Figure 5. A comparison of the real data results obtained by our method and exomePeak.

(A) Venn diagram of total detected methylated windows by BaySeqPeak-T, -I along with exomePeak in WT datasets. The sizes of the circles are proportional to the number of methylated bins found by each method. (B) Total detected methylation sites (adjacent methylated windows are clustered to one methylated site) in WT and FTO knock out datasets by our methods and exomePeak.

Figure 6. An exemplary methylation region detected by both exomePeak and BaySeqPeak-T shown in the IGV browser.

Figure 7. Distribution of log2 fold change in read counts of detected methylated sites by BaySeqPeak-T, -I and exomePeak.

CONCLLUSION

In this paper, a hierarchical Bayesian model is proposed to detect methylation peaks in MeRIP-seq data.
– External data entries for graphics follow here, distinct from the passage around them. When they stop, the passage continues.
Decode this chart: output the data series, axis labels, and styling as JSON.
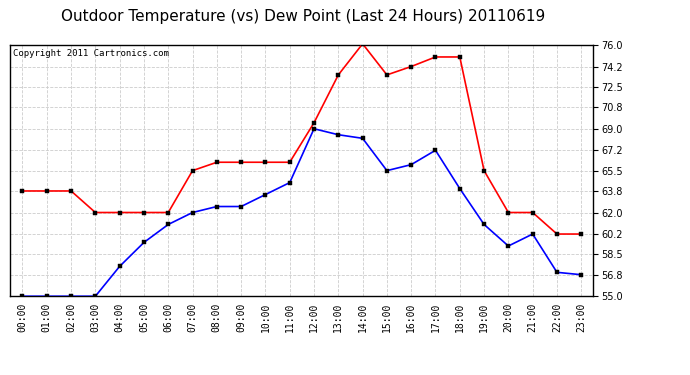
{
  "title": "Outdoor Temperature (vs) Dew Point (Last 24 Hours) 20110619",
  "copyright_text": "Copyright 2011 Cartronics.com",
  "x_labels": [
    "00:00",
    "01:00",
    "02:00",
    "03:00",
    "04:00",
    "05:00",
    "06:00",
    "07:00",
    "08:00",
    "09:00",
    "10:00",
    "11:00",
    "12:00",
    "13:00",
    "14:00",
    "15:00",
    "16:00",
    "17:00",
    "18:00",
    "19:00",
    "20:00",
    "21:00",
    "22:00",
    "23:00"
  ],
  "temp_red": [
    63.8,
    63.8,
    63.8,
    62.0,
    62.0,
    62.0,
    62.0,
    65.5,
    66.2,
    66.2,
    66.2,
    66.2,
    69.5,
    73.5,
    76.1,
    73.5,
    74.2,
    75.0,
    75.0,
    65.5,
    62.0,
    62.0,
    60.2,
    60.2
  ],
  "temp_blue": [
    55.0,
    55.0,
    55.0,
    55.0,
    57.5,
    59.5,
    61.0,
    62.0,
    62.5,
    62.5,
    63.5,
    64.5,
    69.0,
    68.5,
    68.2,
    65.5,
    66.0,
    67.2,
    64.0,
    61.0,
    59.2,
    60.2,
    57.0,
    56.8
  ],
  "ylim": [
    55.0,
    76.0
  ],
  "yticks": [
    55.0,
    56.8,
    58.5,
    60.2,
    62.0,
    63.8,
    65.5,
    67.2,
    69.0,
    70.8,
    72.5,
    74.2,
    76.0
  ],
  "color_red": "#ff0000",
  "color_blue": "#0000ff",
  "bg_color": "#ffffff",
  "outer_bg": "#c0c0c0",
  "grid_color": "#cccccc",
  "title_fontsize": 11,
  "tick_fontsize": 7,
  "copyright_fontsize": 6.5
}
By deploying a zero-inflated negative binomial model, our algorithm tackles the zero-inflated and over-dispersed count problem of MeRIP-seq data, which had not been properly solved before. A hidden Markov model (HMM) is also incorporated to model the nearby methylation status dependency. A Markov chain Monte Carlo (MCMC) method was used to draw samples from the posterior distribution and infer the model parameters. The proposed method outperformed the previous package exomePeak under all simulation settings that suffered a high rate of false discovery. A real case study revealed our method to have enough sensitivity to detect the majority of peaks found by exomePeak along with higher specificity against low count data, and to be able to capture the fine structures of peaks that are spatially approximate to each other. Moreover, the proposed method can be easily extended to accommodate study designs that compare multiple factors under an ANOVA setting.

Author summary:

Methylated RNA immunoprecipatation combined with RNA sequencing (MeRIP-seq), which can be viewed as a marriage of two well-studied techniques: ChIP-seq and RNA-seq, is changing the landscape of RNA epigenomics study at a higher resolution. We propose a Bayesian statistical model to identify the transcriptome methylation sites using MeRIP-seq data. Our approach includes several innovative characteristics by taking into account: (i) the high proportion of zeros in the data due to the insufficient sequencing depth; (ii) the spatial dependence of neighboring read enrichment. Compared to the existing methods, it is shown that our prediction is more consistent with the biological knowledge, and has better accuracy and spatial resolution.